Sunday, September 27, 2015

How the Poor Get Poorer

Many states issue their own pre-paid cards to dispense welfare payments. As a result, those who do not live near the right bank lose out, either from ATM withdrawal charges or from a long trek to make a withdrawal. Other terms can rankle; in Indiana, welfare cards allow only one free ATM withdrawal a month. If claimants check their balance at a machine it costs 40 cents. (Kansas recently abandoned, at the last minute, a plan to limit cash withdrawals to $25 a day, which would have required many costly trips to the cashpoint.)
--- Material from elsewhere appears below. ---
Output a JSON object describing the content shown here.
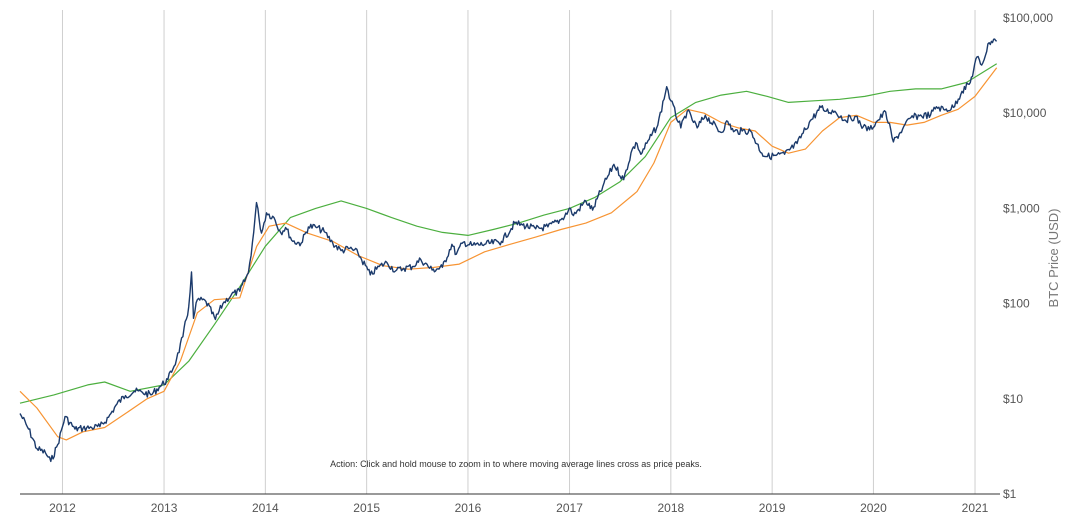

To access credit, the poor typically rely on high-cost payday lenders. In 2013 the median such loan was $350, lasted two weeks and carried a charge of $15 per $100 borrowed—an interest rate of 322% (a typical credit card charges 15%). [...] In 2014 nearly half of American households said they could not cover an unexpected $400 expense without borrowing or selling something; 2% said this would cause them to resort to payday lending.

[...]

The prices of items which soak up much of their budgets—such as rent, food and energy—have risen faster than other goods and services. Falling oil and energy prices may be reversing that trend, though typically the poor own fewer cars, so benefit less from cheaper petrol.

[...]

As a result of this inflation premium, prices rose 3.2% more for the poor [from 2000-2013 (latest figures available)]. [...] These figures may understate the disparity, because they do not include employer contributions to health insurance, which [...] make up a bigger proportion of the total pay of the poor.

[...]

[I]nequality is worse than income figures alone suggest. This is true even before non-financial disparities, such as the implications for health of living on a low income, are considered.

  Economist
Of course, it's their own fault. Or maybe God just doesn't love them.